Once the architecture has been determined, it's time to spend money, not only on the software infrastructure, but also on physical storage systems. Many vendors, ranging from Dell to EMC to IBM to Network Appliance to Sun, offer terabyte-scale storage systems, with fault-tolerant hardware, fast disk access, and often, integrated backup systems.
"You need to be very concerned about the hardware," argues Interwoven's Cochran. "You're going to be reading and writing large blocks of data to disk, and you need to have sufficient disk storage, and fast enough disk, to accommodate the archive over time. The repository is going to be massive: You're talking terabytes upon terabytes of disk storage. For something like Discovery Online, you might start out with 8 terabytes." Smaller companies, he says, might require only a single terabyte of disk space during an initial deployment.

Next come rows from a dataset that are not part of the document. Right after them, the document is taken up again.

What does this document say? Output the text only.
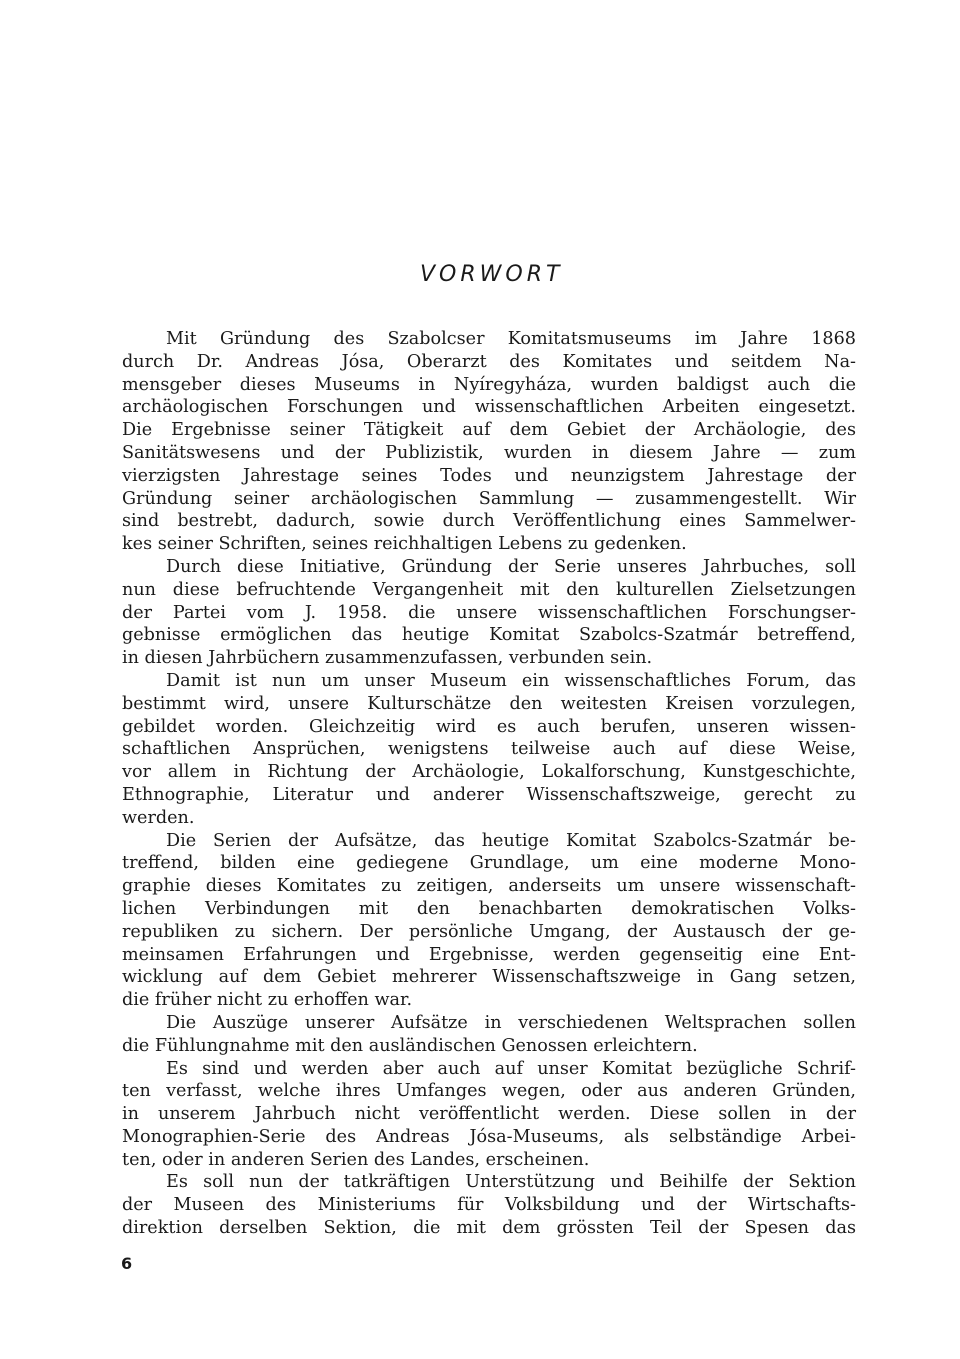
VORWORT
Mit Gründung des Szabolcser Komitatsmuseums im Jahre 1868
durch Dr. Andreas Jósa, Oberarzt des Komitates und seitdem Na-
mensgeber dieses Museums in Nyíregyháza, wurden baldigst auch die
archäologischen Forschungen und wissenschaftlichen Arbeiten eingesetzt.
Die Ergebnisse seiner Tätigkeit auf dem Gebiet der Archäologie, des
Sanitätswesens und der Publizistik, wurden in diesem Jahre — zum
vierzigsten Jahrestage seines Todes und neunzigstem Jahrestage der
Gründung seiner archäologischen Sammlung — zusammengestellt. Wir
sind bestrebt, dadurch, sowie durch Veröffentlichung eines Sammelwer-
kes seiner Schriften, seines reichhaltigen Lebens zu gedenken.
Durch diese Initiative, Gründung der Serie unseres Jahrbuches, soll
nun diese befruchtende Vergangenheit mit den kulturellen Zielsetzungen
der Partei vom J. 1958. die unsere wissenschaftlichen Forschungser-
gebnisse ermöglichen das heutige Komitat Szabolcs-Szatmár betreffend,
in diesen Jahrbüchern zusammenzufassen, verbunden sein.
Damit ist nun um unser Museum ein wissenschaftliches Forum, das
bestimmt wird, unsere Kulturschätze den weitesten Kreisen vorzulegen,
gebildet worden. Gleichzeitig wird es auch berufen, unseren wissen-
schaftlichen Ansprüchen, wenigstens teilweise auch auf diese Weise,
vor allem in Richtung der Archäologie, Lokalforschung, Kunstgeschichte,
Ethnographie, Literatur und anderer Wissenschaftszweige, gerecht zu
werden.
Die Serien der Aufsätze, das heutige Komitat Szabolcs-Szatmár be-
treffend, bilden eine gediegene Grundlage, um eine moderne Mono-
graphie dieses Komitates zu zeitigen, anderseits um unsere wissenschaft-
lichen Verbindungen mit den benachbarten demokratischen Volks-
republiken zu sichern. Der persönliche Umgang, der Austausch der ge-
meinsamen Erfahrungen und Ergebnisse, werden gegenseitig eine Ent-
wicklung auf dem Gebiet mehrerer Wissenschaftszweige in Gang setzen,
die früher nicht zu erhoffen war.
Die Auszüge unserer Aufsätze in verschiedenen Weltsprachen sollen
die Fühlungnahme mit den ausländischen Genossen erleichtern.
Es sind und werden aber auch auf unser Komitat bezügliche Schrif-
ten verfasst, welche ihres Umfanges wegen, oder aus anderen Gründen,
in unserem Jahrbuch nicht veröffentlicht werden. Diese sollen in der
Monographien-Serie des Andreas Jósa-Museums, als selbständige Arbei-
ten, oder in anderen Serien des Landes, erscheinen.
Es soll nun der tatkräftigen Unterstützung und Beihilfe der Sektion
der Museen des Ministeriums für Volksbildung und der Wirtschafts-
direktion derselben Sektion, die mit dem grössten Teil der Spesen das
6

Cochran recommends, "You might think about a nice, big server machine that sits in your glass house, in your data center, with professional backup, that will accommodate growth over time. You also have to make sure that you have a solid relational database that can store and manage all of the business objects—all of the assets themselves, with their actual metadata. Maybe multiple databases, if you're geographically distributed, that are synchronized with each other."
The physical assets could also be stored natively on the storage device's file system, with the database and content management system handling links and providing access to those files—that's a better approach, he says, with big digital files that are larger than a megabyte in size. There may also be a metadata model that links together all the storage systems within the enterprise, and that is separate from the actual archive of the digital assets, he says.
About the asset management software itself: businesses can choose to purchase an off-the-shelf solution, like those sold by Interwoven and thePlatform, or build one themselves. Isilon's Goodwin says that among his company's clients, about half go the homegrown route. "They just can't always find a commercial product that fits their needs," he says.
For the file server itself, Cochran says, "You can sit on a Network Appliance box, or sit on an EMC Symmetrix, and get really rapid file I/O (input/output)." Network Appliance Inc. sells freestanding network-attached storage appliances; EMC Corp.'s Symmetrix is a high-end storage platform that connects to servers or mainframes. Other major players in the storage arena include Dell Computer Corp., IBM Corp., StorageTek (Storage Technology Corp.), and Sun Microsystems Inc., as well as upstarts like Isilon.
Between storage arrays, content management systems, distribution systems, license and rights management system, and workflow and versioning tools, the issues involved with digital asset archiving are many—but the benefits are many as well. Between the value of the assets for internal operations, and the potential for monetizing new applications of assets, a digital asset archive is worth designing and implementing properly. Think in terms of decades, not today's latest technological innovation, and your storage archive will be serving your business for years to come.